Several people weigh in with comments. Joe continues:

“When you’re reporting professionally day in and day out, there’s this strange little dance you do with sources. You want them to trust you, you want to develop relationships with them. Mostly, you do that by earning their trust and impressing them with your writing and reporting. But you also decide, on a case by case basis, just how familiar you’re going to be with each of them.

“I’ve found that in that professional atmosphere, where it’s understood I’m doing my job and they’re doing theirs, men are far more likely to go outside the bounds of conventionally understood good taste in conversation with me in order to subtly (or not so subtly) communicate to me that we’re close enough for them to talk that way in front of me and they aren’t afraid I’m going to be offended or I’m going to put it in the paper.”

“I very rarely have women do this to me, for some reason. Not that it’s never happened — a prominent female politician I was covering at the time once told me a dirty joke that literally struck me dumb for a moment. But it’s the exception. I think this is because, for some reason, there’s a tendency among men to talk to one another this way to form some sort of bond or as a sort of shibboleth between one another.

“The idea is expressed crudely (because it’s broad, not just because it’s crude) in this clip from Clint Eastwood’s ‘Gran Torino.’ ‘You see, kid — that’s how guys talk to each other.’ Which isn’t true — not anymore, anyway. But — perhaps because there might be consequences for it in a professional context — I’d have a hard time imagining that cop or any other source saying something similar to (my wife) in a similar chat. I guess she had a hard time imagining it, too.”

Then two women comment, one a reporter, one not. First, the reporter.

“I’m most successful talking to male cops by acting cutely unaware. Something really changes when a female reporter gets aggressive when gathering information. But strange things happen when female reporters and male law enforcement officers have a longstanding relationship. At one of my jobs, I became close to the county sheriff. He had a daughter about my age, and he occasionally gave me advice that a father might give his child. He knew I didn’t get along with my editor, and I knew everyone else liked him because he never made waves. During a conversation one day, I wished aloud that the paper had different leadership. ‘Him?

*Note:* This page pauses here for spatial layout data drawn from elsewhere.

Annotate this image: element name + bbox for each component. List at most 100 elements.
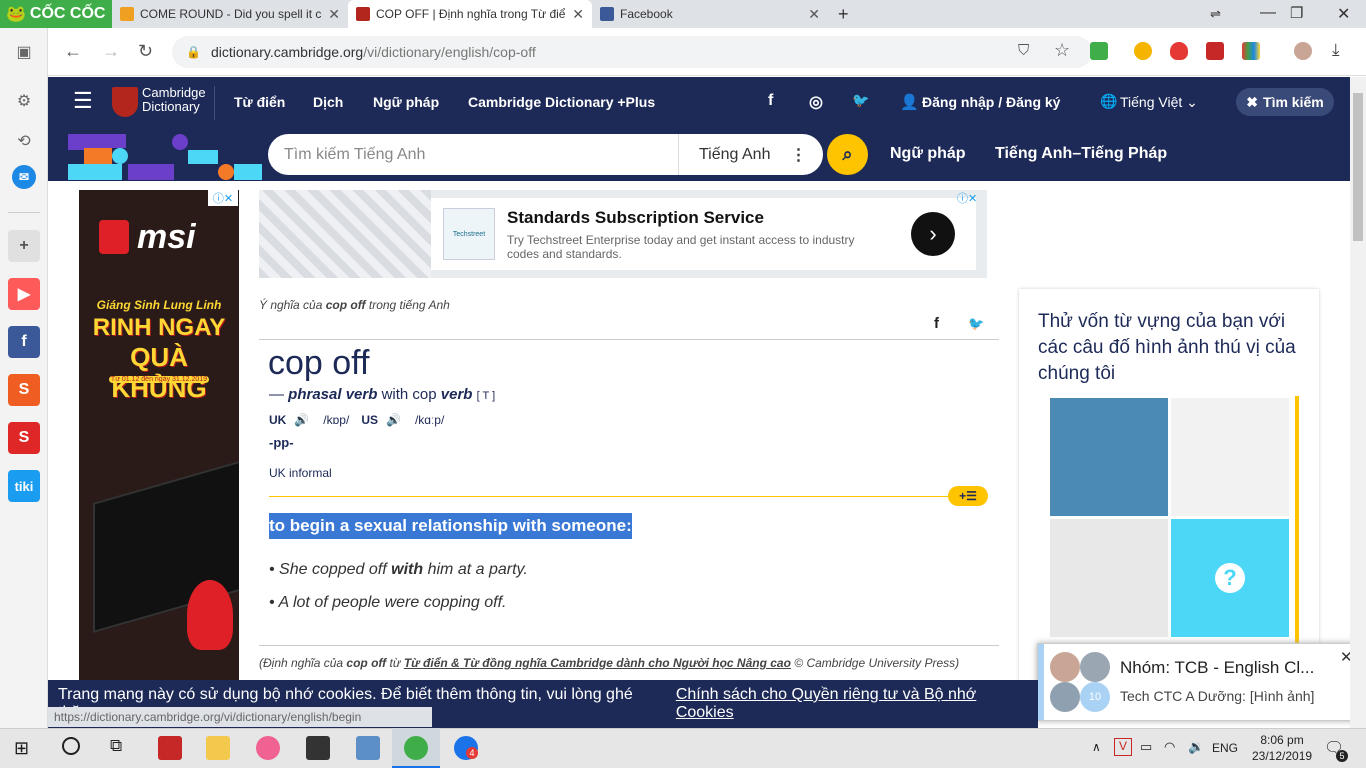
divider [259,645,999,646]
facebook-icon[interactable]: f [768,92,773,110]
peeler-image[interactable] [1171,398,1289,516]
scrollbar-thumb[interactable] [1353,93,1363,241]
msi-logo: msi [137,218,196,256]
decor-block [218,164,234,180]
close-icon[interactable]: ✕ [808,6,820,23]
msi-ad[interactable]: msi Giáng Sinh Lung Linh RINH NGAY QUÀ K… [79,190,239,680]
sticky-notes-icon[interactable] [306,736,330,760]
download-icon[interactable]: ⤓ [1332,40,1340,60]
ad-arrow-button[interactable]: › [911,212,955,256]
task-view-icon[interactable]: ⧉ [110,736,122,756]
app-icon[interactable] [356,736,380,760]
windows-start-icon[interactable]: ⊞ [14,738,29,759]
unknown-image[interactable]: ? [1171,519,1289,637]
promo-line: Giáng Sinh Lung Linh [96,298,222,312]
gear-icon[interactable]: ⚙ [12,89,36,113]
paint-icon[interactable] [256,736,280,760]
back-button[interactable]: ← [64,41,82,62]
login-link[interactable]: Đăng nhập / Đăng ký [922,94,1060,110]
download-ext-icon[interactable] [1090,42,1108,60]
tab-favicon-icon [120,7,134,21]
instagram-icon[interactable]: ◎ [809,92,823,112]
site-logo[interactable]: Cambridge Dictionary [142,86,206,114]
messenger-icon[interactable]: ✉ [12,165,36,189]
facebook-app-icon[interactable]: f [8,326,40,358]
address-bar[interactable]: 🔒 dictionary.cambridge.org/vi/dictionary… [172,36,1092,68]
tray-chevron-icon[interactable]: ∧ [1092,740,1101,754]
chrome-ext-icon[interactable] [1134,42,1152,60]
sidebar-toggle-icon[interactable]: ▣ [12,40,36,64]
share-facebook-icon[interactable]: f [934,315,939,332]
link-grammar[interactable]: Ngữ pháp [890,145,966,163]
mascot-image [187,580,233,650]
search-button[interactable]: ⌕ [827,134,868,175]
nav-dictionary[interactable]: Từ điển [234,94,285,110]
tray-battery-icon[interactable]: ▭ [1140,739,1152,755]
youtube-icon[interactable]: ▶ [8,278,40,310]
credit-link[interactable]: Từ điển & Từ đồng nghĩa Cambridge dành c… [404,656,791,670]
clock[interactable]: 8:06 pm 23/12/2019 [1252,732,1312,764]
scrollbar[interactable] [1350,77,1366,728]
language-select[interactable]: Tiếng Việt ⌄ [1120,94,1198,111]
msi-dragon-icon [99,220,129,254]
add-app-icon[interactable]: + [8,230,40,262]
reload-button[interactable]: ↻ [138,41,153,62]
sendo-icon[interactable]: S [8,422,40,454]
zalo-badge: 4 [466,747,478,759]
app-icon[interactable] [158,736,182,760]
chat-title: Nhóm: TCB - English Cl... [1120,658,1315,677]
adchoices-icon[interactable]: ⓘ✕ [208,190,238,206]
tray-app-icon[interactable]: V [1114,738,1132,756]
close-icon: ✖ [1246,93,1259,110]
search-icon[interactable] [62,737,80,755]
adchoices-icon[interactable]: ⓘ✕ [957,190,987,205]
maximize-button[interactable]: ❐ [1290,4,1303,22]
history-icon[interactable]: ⟲ [12,129,36,153]
shopee-icon[interactable]: S [8,374,40,406]
language-indicator[interactable]: ENG [1212,741,1238,755]
browser-brand[interactable]: 🐸 CỐC CỐC [0,0,112,28]
close-icon[interactable]: ✕ [328,6,340,23]
avatar [1050,682,1080,712]
volume-icon[interactable]: 🔉 [1188,739,1204,755]
ad-body: Try Techstreet Enterprise today and get … [507,233,855,261]
search-toggle-button[interactable]: ✖ Tìm kiếm [1236,88,1334,116]
record-ext-icon[interactable] [1206,42,1224,60]
bookmark-star-icon[interactable]: ☆ [1054,40,1070,61]
tab-come-round[interactable]: COME ROUND - Did you spell it co ✕ [112,0,348,28]
add-to-list-button[interactable]: +☰ [948,486,988,506]
chat-notification[interactable]: 10 Nhóm: TCB - English Cl... Tech CTC A … [1037,643,1361,721]
twitter-icon[interactable]: 🐦 [852,92,869,109]
tab-search-icon[interactable]: ⇌ [1210,6,1221,22]
shield-icon[interactable]: ⛉ [1018,42,1029,59]
profile-avatar[interactable] [1294,42,1312,60]
new-tab-button[interactable]: + [838,4,849,25]
hamburger-menu-icon[interactable]: ☰ [73,90,93,112]
audio-us-icon[interactable]: 🔊 [386,413,401,427]
share-twitter-icon[interactable]: 🐦 [968,316,984,332]
dishwasher-image[interactable] [1050,398,1168,516]
close-icon[interactable]: ✕ [572,6,584,23]
nav-grammar[interactable]: Ngữ pháp [373,94,439,110]
dictionary-select[interactable]: Tiếng Anh ⋮ [678,134,823,175]
audio-uk-icon[interactable]: 🔊 [294,413,309,427]
tiki-icon[interactable]: tiki [8,470,40,502]
wifi-icon[interactable]: ◠ [1164,739,1175,755]
masher-image[interactable] [1050,519,1168,637]
tab-facebook[interactable]: Facebook ✕ [592,0,828,28]
minimize-button[interactable]: — [1260,4,1276,22]
file-explorer-icon[interactable] [206,736,230,760]
avatar [1050,652,1080,682]
colorful-ext-icon[interactable] [1242,42,1260,60]
nav-translate[interactable]: Dịch [313,94,343,110]
cookie-policy-link[interactable]: Chính sách cho Quyền riêng tư và Bộ nhớ … [676,686,1038,722]
forward-button[interactable]: → [102,41,120,62]
window-close-button[interactable]: ✕ [1337,4,1350,24]
tab-cop-off[interactable]: COP OFF | Định nghĩa trong Từ điể ✕ [348,0,592,28]
ad-card[interactable]: Techstreet Standards Subscription Servic… [431,198,976,270]
quiz-panel[interactable]: Thử vốn từ vựng của bạn với các câu đố h… [1019,289,1319,689]
adblock-ext-icon[interactable] [1170,42,1188,60]
link-english-french[interactable]: Tiếng Anh–Tiếng Pháp [995,145,1167,163]
nav-plus[interactable]: Cambridge Dictionary +Plus [468,94,655,110]
header-divider [214,86,215,120]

Ah, he’s a pussy,’ the sheriff said. ‘He doesn’t have the balls to say anything that might piss anyone off and he if he thinks he has offended someone, he’ll shit his in his pink panties.'”

And now the civilian:

“I think the reason a male source wouldn’t (and shouldn’t) say that exact phrase to a female reporter is because it’s a gendered sexual reference. Lots of ‘male bonding’ talk is gendered and sexualized that way – it’s a way of, as you say, acknowledging that they’re comfortable and saying, ‘We’re just a couple of guys on equal footing here.’ And I won’t say it’s wrong, but it does emphasize gender divisions in society and the way we accept that ‘This is how men talk to each other, that’s how women talk to each other.’